Effect of CEBc on carbon tetrachloride-induced hepatotoxicity in mice

A clear liver-protective effect was denoted since increased serum levels of GPT, GOT, and ALP induced by CCl4 in mice were attenuated with different oral doses of CEBc. In concordance with the protective effect observed with CEBc in the liver injury induced by APAP, undoubtedly oral administration of CEBc (50.0, 234.3 ± 55.37; 100.0, 594.3 ± 280.9; 200.0, 560 ± 280.3; and 300.0, 679.6 ± 179.1, mg/kg andU/L, respectively; p < 0.0001) for 5 days to mice significantly reduced the CCl4-induced elevation of the serum level of GOT by 73%. Similarly, 100.0 mg/kg of silymarin (287 ± 81.77 U/L; positive control) induced a significant protecting effect on liver damage visualized by a reduced serum GPT level in comparison to pathological control (859.5 ± 287.3 U/L) by 67%. Besides, the group of animals treated with CCl4 (1%) denoted an increase in GOT serum level by 687%, significantly different from vehicle-treated animal (109.2 ± 19.87 U/L; ****p < 0.0001), both validating the method used (Fig. 4). The dose of 50.0 mg/kg of CEBc provoked a more intense (73%) protection than silymarin (67%).
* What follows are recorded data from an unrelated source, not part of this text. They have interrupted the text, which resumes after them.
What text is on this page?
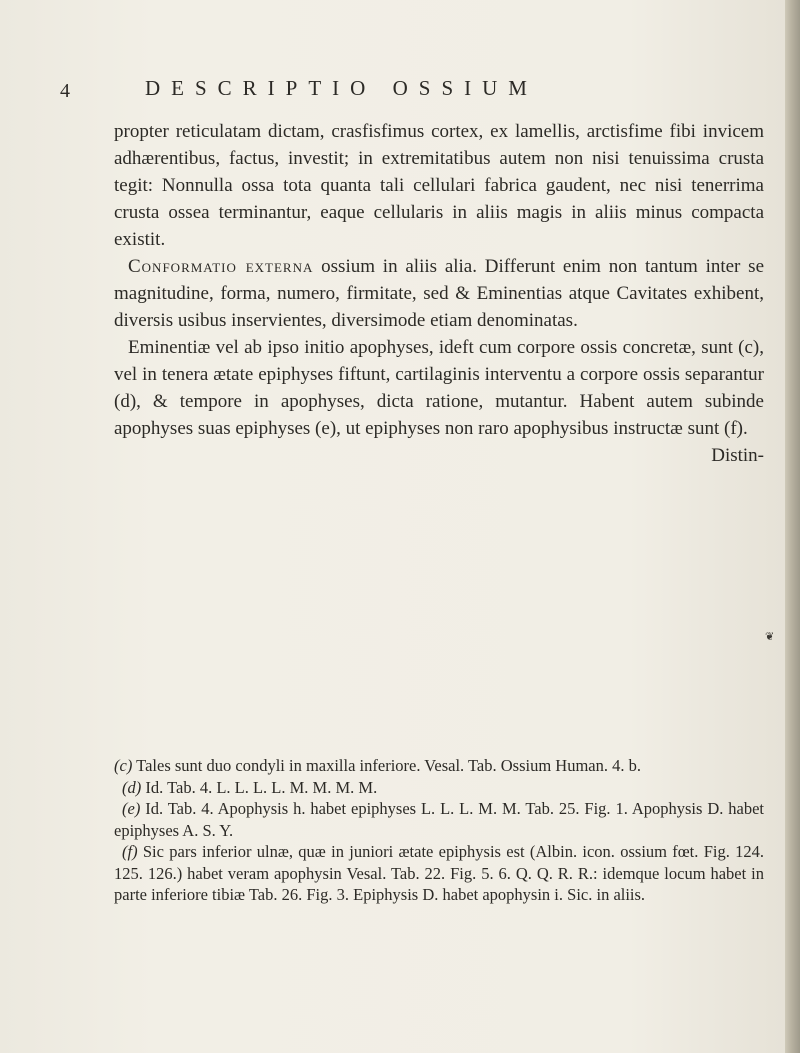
4	DESCRIPTIO OSSIUM

propter reticulatam dictam, crasfisfimus cortex, ex lamellis, arctisfime fibi invicem adhærentibus, factus, investit; in extremitatibus autem non nisi tenuissima crusta tegit: Nonnulla ossa tota quanta tali cellulari fabrica gaudent, nec nisi tenerrima crusta ossea terminantur, eaque cellularis in aliis magis in aliis minus compacta existit.

Conformatio externa ossium in aliis alia. Differunt enim non tantum inter se magnitudine, forma, numero, firmitate, sed & Eminentias atque Cavitates exhibent, diversis usibus inservientes, diversimode etiam denominatas.

Eminentiæ vel ab ipso initio apophyses, ideft cum corpore ossis concretæ, sunt (c), vel in tenera ætate epiphyses fiftunt, cartilaginis interventu a corpore ossis separantur (d), & tempore in apophyses, dicta ratione, mutantur. Habent autem subinde apophyses suas epiphyses (e), ut epiphyses non raro apophysibus instructæ sunt (f).

Distin-

(c) Tales sunt duo condyli in maxilla inferiore. Vesal. Tab. Ossium Human. 4. b.

(d) Id. Tab. 4. L. L. L. L. M. M. M. M.

(e) Id. Tab. 4. Apophysis h. habet epiphyses L. L. L. M. M. Tab. 25. Fig. 1. Apophysis D. habet epiphyses A. S. Y.

(f) Sic pars inferior ulnæ, quæ in juniori ætate epiphysis est (Albin. icon. ossium fœt. Fig. 124. 125. 126.) habet veram apophysin Vesal. Tab. 22. Fig. 5. 6. Q. Q. R. R.: idemque locum habet in parte inferiore tibiæ Tab. 26. Fig. 3. Epiphysis D. habet apophysin i. Sic. in aliis.

❦
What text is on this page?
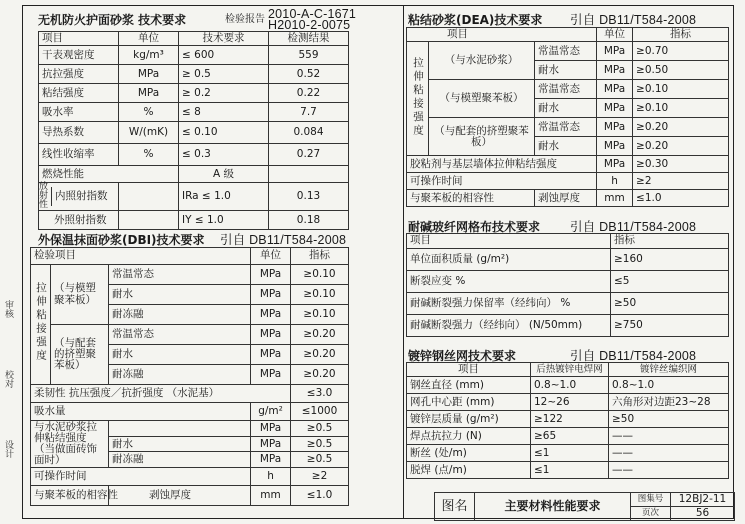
审核
校对
设计
无机防火护面砂浆 技术要求	检验报告 2010-A-C-1671
H2010-2-0075
项目	单位	技术要求	检测结果
干表观密度	kg/m³	≤ 600	559
抗拉强度	MPa	≥ 0.5	0.52
粘结强度	MPa	≥ 0.2	0.22
吸水率	%	≤ 8	7.7
导热系数	W/(mK)	≤ 0.10	0.084
线性收缩率	%	≤ 0.3	0.27
燃烧性能		A 级	

放射性
内照射指数		IRa ≤ 1.0	0.13
外照射指数		IY ≤ 1.0	0.18
外保温抹面砂浆(DBI)技术要求 引自 DB11/T584-2008
检验项目			单位	指标
拉伸粘接强度	（与模塑聚苯板）	常温常态	MPa	≥0.10
		耐水	MPa	≥0.10
		耐冻融	MPa	≥0.10
	（与配套的挤塑聚苯板）	常温常态	MPa	≥0.20
		耐水	MPa	≥0.20
		耐冻融	MPa	≥0.20
柔韧性 抗压强度／抗折强度 （水泥基）				≤3.0
吸水量			g/m²	≤1000
与水泥砂浆拉伸粘结强度（当做面砖饰面时）			MPa	≥0.5
		耐水	MPa	≥0.5
		耐冻融	MPa	≥0.5
可操作时间			h	≥2
与聚苯板的相容性		剥蚀厚度	mm	≤1.0
粘结砂浆(DEA)技术要求 引自 DB11/T584-2008
项目			单位	指标
拉伸粘接强度	（与水泥砂浆）	常温常态	MPa	≥0.70
		耐水	MPa	≥0.50
	（与模塑聚苯板）	常温常态	MPa	≥0.10
		耐水	MPa	≥0.10
	（与配套的挤塑聚苯板）	常温常态	MPa	≥0.20
		耐水	MPa	≥0.20
胶粘剂与基层墙体拉伸粘结强度			MPa	≥0.30
可操作时间			h	≥2
与聚苯板的相容性		剥蚀厚度	mm	≤1.0
耐碱玻纤网格布技术要求 引自 DB11/T584-2008
项目	指标
单位面积质量 (g/m²)	≥160
断裂应变 %	≤5
耐碱断裂强力保留率（经纬向） %	≥50
耐碱断裂强力（经纬向） (N/50mm)	≥750
镀锌钢丝网技术要求	引自 DB11/T584-2008
项目	后热镀锌电焊网	镀锌丝编织网
钢丝直径 (mm)	0.8~1.0	0.8~1.0
网孔中心距 (mm)	12~26	六角形对边距23~28
镀锌层质量 (g/m²)	≥122	≥50
焊点抗拉力 (N)	≥65	——
断丝 (处/m)	≤1	——
脱焊 (点/m)	≤1	——
图名	主要材料性能要求	图集号	12BJ2-11
		页次	56
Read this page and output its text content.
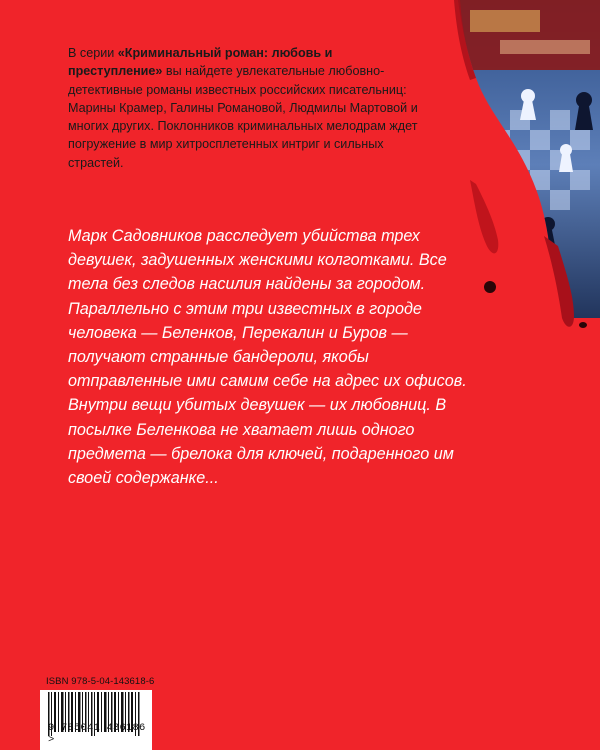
В серии «Криминальный роман: любовь и преступление» вы найдете увлекательные любовно-детективные романы известных российских писательниц: Марины Крамер, Галины Романовой, Людмилы Мартовой и многих других. Поклонников криминальных мелодрам ждет погружение в мир хитросплетенных интриг и сильных страстей.

Марк Садовников расследует убийства трех девушек, задушенных женскими колготками. Все тела без следов насилия найдены за городом. Параллельно с этим три известных в городе человека — Беленков, Перекалин и Буров — получают странные бандероли, якобы отправленные ими самим себе на адрес их офисов. Внутри вещи убитых девушек — их любовниц. В посылке Беленкова не хватает лишь одного предмета — брелока для ключей, подаренного им своей содержанке...

ISBN 978-5-04-143618-6
9 785041 436186 >
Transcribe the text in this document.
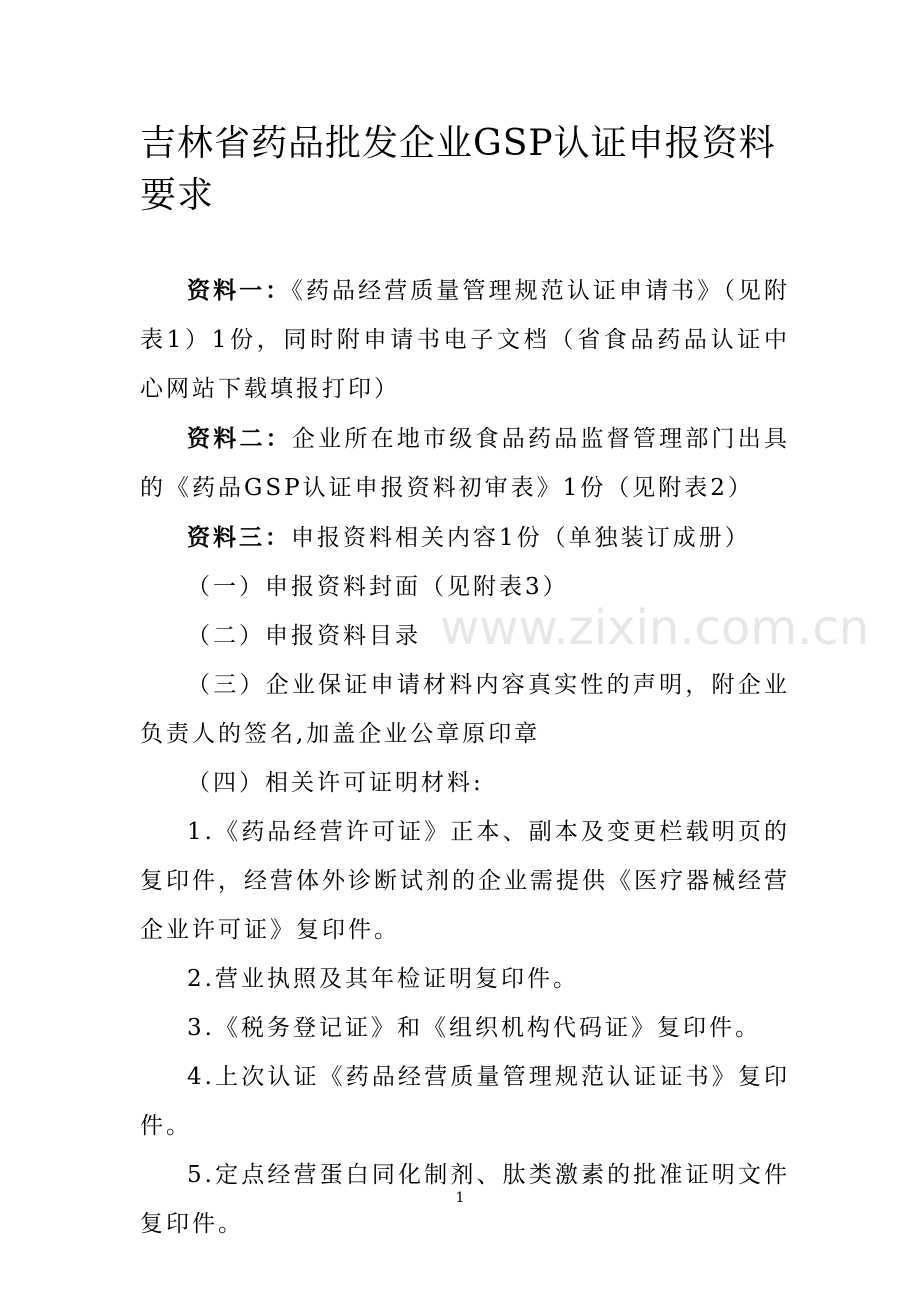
吉林省药品批发企业GSP认证申报资料要求

资料一：《药品经营质量管理规范认证申请书》（见附表1）1份，同时附申请书电子文档（省食品药品认证中心网站下载填报打印）

资料二：企业所在地市级食品药品监督管理部门出具的《药品GSP认证申报资料初审表》1份（见附表2）

资料三：申报资料相关内容1份（单独装订成册）

（一）申报资料封面（见附表3）

（二）申报资料目录

（三）企业保证申请材料内容真实性的声明，附企业负责人的签名,加盖企业公章原印章

（四）相关许可证明材料:

1.《药品经营许可证》正本、副本及变更栏载明页的复印件，经营体外诊断试剂的企业需提供《医疗器械经营企业许可证》复印件。

2.营业执照及其年检证明复印件。

3.《税务登记证》和《组织机构代码证》复印件。

4.上次认证《药品经营质量管理规范认证证书》复印件。

5.定点经营蛋白同化制剂、肽类激素的批准证明文件复印件。

www.zixin.com.cn
1
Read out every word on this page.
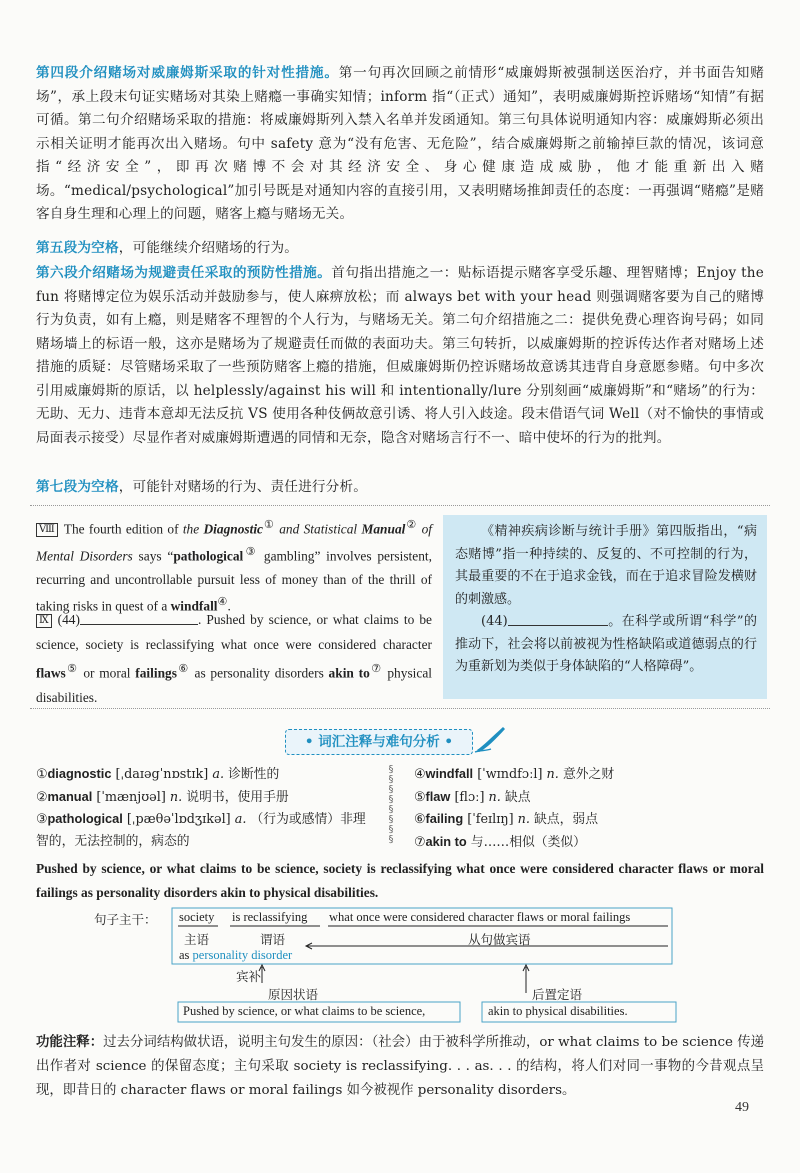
第四段介绍赌场对威廉姆斯采取的针对性措施。第一句再次回顾之前情形“威廉姆斯被强制送医治疗，并书面告知赌场”，承上段末句证实赌场对其染上赌瘾一事确实知情；inform 指“（正式）通知”，表明威廉姆斯控诉赌场“知情”有据可循。第二句介绍赌场采取的措施：将威廉姆斯列入禁入名单并发函通知。第三句具体说明通知内容：威廉姆斯必须出示相关证明才能再次出入赌场。句中 safety 意为“没有危害、无危险”，结合威廉姆斯之前输掉巨款的情况，该词意指“经济安全”，即再次赌博不会对其经济安全、身心健康造成威胁，他才能重新出入赌场。“medical/psychological”加引号既是对通知内容的直接引用，又表明赌场推卸责任的态度：一再强调“赌瘾”是赌客自身生理和心理上的问题，赌客上瘾与赌场无关。
第五段为空格，可能继续介绍赌场的行为。
第六段介绍赌场为规避责任采取的预防性措施。首句指出措施之一：贴标语提示赌客享受乐趣、理智赌博；Enjoy the fun 将赌博定位为娱乐活动并鼓励参与，使人麻痹放松；而 always bet with your head 则强调赌客要为自己的赌博行为负责，如有上瘾，则是赌客不理智的个人行为，与赌场无关。第二句介绍措施之二：提供免费心理咨询号码；如同赌场墙上的标语一般，这亦是赌场为了规避责任而做的表面功夫。第三句转折，以威廉姆斯的控诉传达作者对赌场上述措施的质疑：尽管赌场采取了一些预防赌客上瘾的措施，但威廉姆斯仍控诉赌场故意诱其违背自身意愿参赌。句中多次引用威廉姆斯的原话，以 helplessly/against his will 和 intentionally/lure 分别刻画“威廉姆斯”和“赌场”的行为：无助、无力、违背本意却无法反抗 VS 使用各种伎俩故意引诱、将人引入歧途。段末借语气词 Well（对不愉快的事情或局面表示接受）尽显作者对威廉姆斯遭遇的同情和无奈，隐含对赌场言行不一、暗中使坏的行为的批判。
第七段为空格，可能针对赌场的行为、责任进行分析。
Ⅷ The fourth edition of the Diagnostic① and Statistical Manual② of Mental Disorders says “pathological③ gambling” involves persistent, recurring and uncontrollable pursuit less of money than of the thrill of taking risks in quest of a windfall④.
Ⅸ (44)	. Pushed by science, or what claims to be science, society is reclassifying what once were considered character flaws⑤ or moral failings⑥ as personality disorders akin to⑦ physical disabilities.
《精神疾病诊断与统计手册》第四版指出，“病态赌博”指一种持续的、反复的、不可控制的行为，其最重要的不在于追求金钱，而在于追求冒险发横财的刺激感。
(44)	。在科学或所谓“科学”的推动下，社会将以前被视为性格缺陷或道德弱点的行为重新划为类似于身体缺陷的“人格障碍”。
• 词汇注释与难句分析 •
①diagnostic [ˌdaɪəgˈnɒstɪk] a. 诊断性的
②manual [ˈmænjʊəl] n. 说明书，使用手册
③pathological [ˌpæθəˈlɒdʒɪkəl] a. （行为或感情）非理智的，无法控制的，病态的
§
§
§
§
§
§
§
§
④windfall [ˈwɪndfɔːl] n. 意外之财
⑤flaw [flɔː] n. 缺点
⑥failing [ˈfeɪlɪŋ] n. 缺点，弱点
⑦akin to 与……相似（类似）
Pushed by science, or what claims to be science, society is reclassifying what once were considered character flaws or moral failings as personality disorders akin to physical disabilities.
句子主干： society is reclassifying what once were considered character flaws or moral failings
主语	谓语	从句做宾语
as personality disorder
宾补
原因状语	后置定语
Pushed by science, or what claims to be science,	akin to physical disabilities.
功能注释：过去分词结构做状语，说明主句发生的原因：（社会）由于被科学所推动，or what claims to be science 传递出作者对 science 的保留态度；主句采取 society is reclassifying. . . as. . . 的结构，将人们对同一事物的今昔观点呈现，即昔日的 character flaws or moral failings 如今被视作 personality disorders。
49
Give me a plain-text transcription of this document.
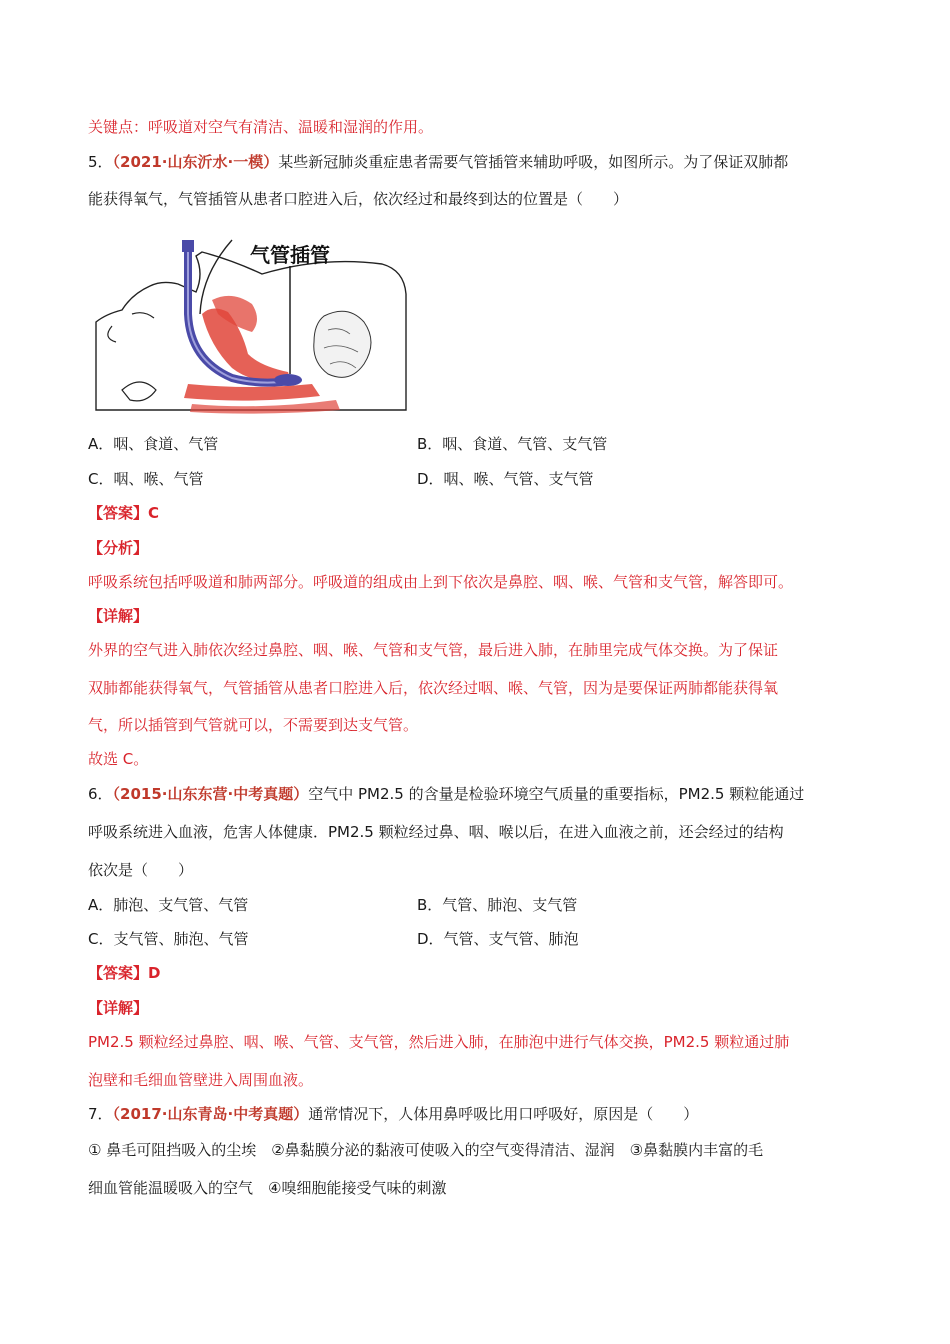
关键点：呼吸道对空气有清洁、温暖和湿润的作用。
5．（2021·山东沂水·一模）某些新冠肺炎重症患者需要气管插管来辅助呼吸，如图所示。为了保证双肺都
能获得氧气，气管插管从患者口腔进入后，依次经过和最终到达的位置是（　　）
气管插管
A．咽、食道、气管	B．咽、食道、气管、支气管
C．咽、喉、气管	D．咽、喉、气管、支气管
【答案】C
【分析】
呼吸系统包括呼吸道和肺两部分。呼吸道的组成由上到下依次是鼻腔、咽、喉、气管和支气管，解答即可。
【详解】
外界的空气进入肺依次经过鼻腔、咽、喉、气管和支气管，最后进入肺，在肺里完成气体交换。为了保证
双肺都能获得氧气，气管插管从患者口腔进入后，依次经过咽、喉、气管，因为是要保证两肺都能获得氧
气，所以插管到气管就可以，不需要到达支气管。
故选 C。
6．（2015·山东东营·中考真题）空气中 PM2.5 的含量是检验环境空气质量的重要指标，PM2.5 颗粒能通过
呼吸系统进入血液，危害人体健康．PM2.5 颗粒经过鼻、咽、喉以后，在进入血液之前，还会经过的结构
依次是（　　）
A．肺泡、支气管、气管	B．气管、肺泡、支气管
C．支气管、肺泡、气管	D．气管、支气管、肺泡
【答案】D
【详解】
PM2.5 颗粒经过鼻腔、咽、喉、气管、支气管，然后进入肺，在肺泡中进行气体交换，PM2.5 颗粒通过肺
泡壁和毛细血管壁进入周围血液。
7．（2017·山东青岛·中考真题）通常情况下，人体用鼻呼吸比用口呼吸好，原因是（　　）
① 鼻毛可阻挡吸入的尘埃　②鼻黏膜分泌的黏液可使吸入的空气变得清洁、湿润　③鼻黏膜内丰富的毛
细血管能温暖吸入的空气　④嗅细胞能接受气味的刺激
Likewise, unquestionably, 50.0 mg/kg of CEBc given (5 days) orally to mice significantly reduced the CCl4-induced elevation of serum level of GPT (400 ± 150 U/L) by 52%. Similarly, 100.0 mg/kg of silymarin (427 ± 144.5 U/L, positive control) induced a significant protecting effect on liver damage visualized by a reduced serum GPT level in comparison to the pathological group (830.3 ± 149.7 U/L) by 49%. Besides, the group of animals treated with CCl4 (1%) denoted an increase in GPT serum level by 2,128%, significantly different from vehicle-treated animal (39 ± 17; p < 0.0001), both validating the method used (Fig. 5). B. crispa (50.0 mg/kg, p.o.) provoked protection at a similar intensity compared with silymarin. In contrast, 5 days of treatment with higher doses of CEBc (100.0, 927 ± 62; 200.0, 634 ± 253; and 300.0, 579 ± 109, mg/kg; U/L, respectively) did not modify the GPT level which increased after liver injury induced by CCl4. We have no knowledge about this response and speculate that this maybe is due at least to the severity of injury induced by CCl4 in comparison to damage induced by APAP.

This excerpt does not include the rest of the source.